Kevin Le Nouail : Bonjour Nicolas.
Nicolas Pagniez : Bienvenue donc à distance sur le plateau de Smart Bourse. Merci de nous accompagner. On évoque depuis le début de cette émission, une fois encore évidemment, cet épisode. Donc SVB, Silicon Valley Bank aux Etats-Unis, qui pose un certain nombre de questions, que ce soit en matière de contagion au secteur bancaire, voire même à l'Europe, que ce soit en matière de politique monétaire, des banques centrales ou même en matière de régulation aux Etats-Unis. C'est peut-être un peu tôt pour en parler, mais c'est une question que l'on peut ouvrir également. Comment l'analysez-vous ? Comment avez-vous vécu cette séquence de marché ?
Kevin Le Nouail : Alors, comment l'avons-nous vécu, vous vous en doutez, avec beaucoup de réflexion, et beaucoup de communication avec nos clients, cela est évident. Concernant notre analyse de la situation, celle-ci est, à un moment donné, très particulière. Ce n'est jamais anodin, nous ne cessons de le répéter, d'évoquer une faillite ou plusieurs. D'autant plus quand il s'agit d'une banque, et surtout aux Etats-Unis. Donc, quand vous ajoutez à cela,évidemment, de la gestion, dans notre cas, gestion de fortune, gestion privée, cela ravive évidemment des souvenirs relativement désagréables.
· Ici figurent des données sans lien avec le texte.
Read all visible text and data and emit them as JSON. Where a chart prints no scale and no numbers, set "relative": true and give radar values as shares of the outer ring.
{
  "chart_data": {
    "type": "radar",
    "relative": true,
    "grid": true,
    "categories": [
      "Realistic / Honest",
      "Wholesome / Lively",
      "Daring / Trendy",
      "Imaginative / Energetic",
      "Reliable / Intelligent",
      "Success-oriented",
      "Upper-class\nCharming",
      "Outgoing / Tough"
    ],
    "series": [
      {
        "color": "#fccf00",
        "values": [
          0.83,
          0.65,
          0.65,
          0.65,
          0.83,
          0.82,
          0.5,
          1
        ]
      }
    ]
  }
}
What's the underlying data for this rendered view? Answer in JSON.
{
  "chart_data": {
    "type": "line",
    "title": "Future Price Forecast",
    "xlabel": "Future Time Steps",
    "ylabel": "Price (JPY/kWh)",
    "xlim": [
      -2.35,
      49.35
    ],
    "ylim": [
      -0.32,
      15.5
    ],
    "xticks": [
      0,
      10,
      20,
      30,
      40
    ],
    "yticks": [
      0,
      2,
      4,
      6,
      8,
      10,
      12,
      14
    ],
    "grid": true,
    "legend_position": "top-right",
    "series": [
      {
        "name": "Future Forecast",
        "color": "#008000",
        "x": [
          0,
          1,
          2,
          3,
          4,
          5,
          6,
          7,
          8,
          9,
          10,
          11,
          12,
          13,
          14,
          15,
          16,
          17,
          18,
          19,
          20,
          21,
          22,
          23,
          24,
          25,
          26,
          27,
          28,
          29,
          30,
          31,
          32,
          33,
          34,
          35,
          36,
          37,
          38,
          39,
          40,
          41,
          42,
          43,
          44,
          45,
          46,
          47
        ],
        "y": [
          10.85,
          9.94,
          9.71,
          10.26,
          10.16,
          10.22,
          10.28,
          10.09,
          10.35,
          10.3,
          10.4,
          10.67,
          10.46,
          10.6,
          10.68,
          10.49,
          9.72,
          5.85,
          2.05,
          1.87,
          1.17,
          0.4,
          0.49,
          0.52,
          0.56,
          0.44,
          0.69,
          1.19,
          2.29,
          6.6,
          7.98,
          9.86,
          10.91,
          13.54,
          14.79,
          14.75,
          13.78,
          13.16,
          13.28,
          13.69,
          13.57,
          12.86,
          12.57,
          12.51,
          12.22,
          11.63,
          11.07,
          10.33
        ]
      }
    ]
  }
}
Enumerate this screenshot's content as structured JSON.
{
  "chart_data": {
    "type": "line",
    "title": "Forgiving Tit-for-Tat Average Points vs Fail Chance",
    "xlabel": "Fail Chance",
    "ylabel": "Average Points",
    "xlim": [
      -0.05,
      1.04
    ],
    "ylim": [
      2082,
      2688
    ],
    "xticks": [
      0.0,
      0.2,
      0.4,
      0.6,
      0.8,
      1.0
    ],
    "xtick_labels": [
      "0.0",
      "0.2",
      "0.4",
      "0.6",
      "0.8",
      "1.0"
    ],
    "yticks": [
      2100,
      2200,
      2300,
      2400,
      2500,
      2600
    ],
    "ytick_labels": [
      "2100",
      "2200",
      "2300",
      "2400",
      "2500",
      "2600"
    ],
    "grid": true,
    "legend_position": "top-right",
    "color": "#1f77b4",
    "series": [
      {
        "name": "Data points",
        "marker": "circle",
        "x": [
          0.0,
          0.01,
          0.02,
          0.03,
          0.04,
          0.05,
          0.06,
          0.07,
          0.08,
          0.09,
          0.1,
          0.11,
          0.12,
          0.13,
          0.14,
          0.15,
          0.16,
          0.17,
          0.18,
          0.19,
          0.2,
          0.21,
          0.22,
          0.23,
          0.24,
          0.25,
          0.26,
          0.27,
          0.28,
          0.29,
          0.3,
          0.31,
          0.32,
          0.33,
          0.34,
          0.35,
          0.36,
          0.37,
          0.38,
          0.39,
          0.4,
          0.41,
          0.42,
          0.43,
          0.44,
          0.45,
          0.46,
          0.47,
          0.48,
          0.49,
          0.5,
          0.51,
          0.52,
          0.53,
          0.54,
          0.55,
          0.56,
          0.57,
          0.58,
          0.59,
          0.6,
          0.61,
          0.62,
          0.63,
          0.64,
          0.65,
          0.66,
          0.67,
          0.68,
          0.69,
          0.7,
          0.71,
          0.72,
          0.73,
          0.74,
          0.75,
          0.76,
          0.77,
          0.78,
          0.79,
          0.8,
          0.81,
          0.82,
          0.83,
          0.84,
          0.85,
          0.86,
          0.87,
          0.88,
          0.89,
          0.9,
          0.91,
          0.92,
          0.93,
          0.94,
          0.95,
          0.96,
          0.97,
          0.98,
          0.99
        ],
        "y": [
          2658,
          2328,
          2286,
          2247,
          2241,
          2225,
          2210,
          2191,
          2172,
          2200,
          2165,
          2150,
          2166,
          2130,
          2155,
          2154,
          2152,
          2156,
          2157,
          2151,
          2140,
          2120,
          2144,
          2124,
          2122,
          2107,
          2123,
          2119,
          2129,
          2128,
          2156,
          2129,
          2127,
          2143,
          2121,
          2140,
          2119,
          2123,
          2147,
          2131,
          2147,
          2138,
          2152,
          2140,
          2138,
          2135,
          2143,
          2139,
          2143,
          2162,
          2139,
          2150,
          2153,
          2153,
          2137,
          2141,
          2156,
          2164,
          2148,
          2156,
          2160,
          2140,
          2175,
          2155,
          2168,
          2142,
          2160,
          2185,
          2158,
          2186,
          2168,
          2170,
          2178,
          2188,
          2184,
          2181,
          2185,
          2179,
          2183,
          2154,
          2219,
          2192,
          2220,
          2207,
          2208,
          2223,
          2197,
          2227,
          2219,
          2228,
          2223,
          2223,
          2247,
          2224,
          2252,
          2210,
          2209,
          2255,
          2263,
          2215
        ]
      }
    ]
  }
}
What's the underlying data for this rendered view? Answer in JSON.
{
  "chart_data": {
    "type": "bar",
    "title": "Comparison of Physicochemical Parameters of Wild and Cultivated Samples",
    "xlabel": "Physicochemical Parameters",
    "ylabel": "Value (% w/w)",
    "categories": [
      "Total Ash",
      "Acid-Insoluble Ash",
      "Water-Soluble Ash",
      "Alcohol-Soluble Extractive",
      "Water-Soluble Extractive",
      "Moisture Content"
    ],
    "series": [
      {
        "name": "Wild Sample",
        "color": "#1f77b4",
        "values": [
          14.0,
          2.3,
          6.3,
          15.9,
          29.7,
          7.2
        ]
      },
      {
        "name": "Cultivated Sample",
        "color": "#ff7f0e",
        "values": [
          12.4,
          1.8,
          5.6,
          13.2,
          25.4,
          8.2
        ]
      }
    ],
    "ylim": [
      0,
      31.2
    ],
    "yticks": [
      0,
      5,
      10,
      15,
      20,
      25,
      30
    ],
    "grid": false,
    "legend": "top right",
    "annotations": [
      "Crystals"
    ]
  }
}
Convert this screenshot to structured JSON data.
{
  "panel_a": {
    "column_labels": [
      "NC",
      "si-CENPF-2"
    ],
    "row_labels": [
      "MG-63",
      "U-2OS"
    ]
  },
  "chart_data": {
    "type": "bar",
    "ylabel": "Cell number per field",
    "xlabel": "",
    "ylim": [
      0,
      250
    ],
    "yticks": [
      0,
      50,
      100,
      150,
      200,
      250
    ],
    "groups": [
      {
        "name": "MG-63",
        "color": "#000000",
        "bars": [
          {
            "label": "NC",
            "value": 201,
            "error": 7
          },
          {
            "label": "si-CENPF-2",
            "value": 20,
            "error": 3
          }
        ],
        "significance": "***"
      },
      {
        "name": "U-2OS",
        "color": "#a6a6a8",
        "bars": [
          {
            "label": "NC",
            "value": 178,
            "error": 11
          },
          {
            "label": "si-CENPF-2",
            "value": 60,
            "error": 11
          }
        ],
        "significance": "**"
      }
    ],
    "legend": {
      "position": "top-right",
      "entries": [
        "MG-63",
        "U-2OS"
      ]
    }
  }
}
Nicolas Pagniez : D'autant plus quand il s'agit d'une banque. Kevin Le Nouail qui finance la tech américaine, les start-up américaines qui, pendant très longtemps, j'imagine, ont représenté dans l'imaginaire de certains clients fortunés ou autres, en recherche d'investissement, un domaine attractif. La tech américaine donnait, j'ai envie de dire, l'image de l'endroit où il fallait investir une partie de son épargne. Comment explique-t-on à des clients que la banque finançant ces startups se trouve en difficulté ?
Kevin Le Nouail : C'est vrai que sur l'assertion, nous quittons aujourd'hui un environnement où les liquidités et les politiques monétaires favorisaient des valorisations à la hausse, notamment dans ce segment. Concernant notre point de vue, cela a été dit à de nombreuses reprises, c'est que c'est un segment sur lequel nous avons retiré tout positionnement depuis maintenant presque deux ans, en raison notamment d'excès de valorisation. Donc, évidemment, je vous rejoins sur le fait que cela a pu nous coûter à un moment donné, car clairement, nous avions parfois l'impression de laisser passer une opportunité. Aujourd'hui, cela ne nous concerne pas directement. Cependant, il n'y a pas de quoi se réjouir outre mesure, car les répercussions actuelles ne se limitent pas seulement à un segment tech, mais deviennent beaucoup plus larges, ne serait-ce qu'en termes de stress sur le marché.
Nicolas Pagniez : Justement. Kevin Le Nouail, comment intègre-t-on cette volatilité, ce stress qu'on retrouve sur les marchés financiers aux Etats-Unis mais aussi en Europe, en partie par effet de contagion ? Est-ce que cela change votre approche des investissements en ce début d'année ?
Kevin Le Nouail : Oui, cela change notre manière d'aborder les investissements, a minima. Je dirais, cela influence nos réflexions. C'est ce qui a été dit il y a quelques minutes. Nous travaillons toujours sur la base d’hypothèses. Il est clair que le week-end a quelque peu modifié ces hypothèses. Elles changent évidemment en termes de perspectives sur certains segments, comme vous venez de l'évoquer, et également en termes de politique monétaire. Compte tenu de notre concentration précédente sur ces politiques monétaires, les problèmes d'inflation et de soft landing, il est évident que les dernières heures ne favorisent pas une attitude passive. Le point crucial ici, c'est d'observer attentivement ce qui se passe du côté des institutions monétaires. Nous pensons qu'elles ont un rôle très important à jouer dans les prochaines heures, soit en termes de réassurance auprès des investisseurs, mais également auprès des épargnants qui, en fait, vont sûrement jouer un rôle très important dans l'impact qu'ils auront sur la solidité ou la confiance qu'ils accordent au système.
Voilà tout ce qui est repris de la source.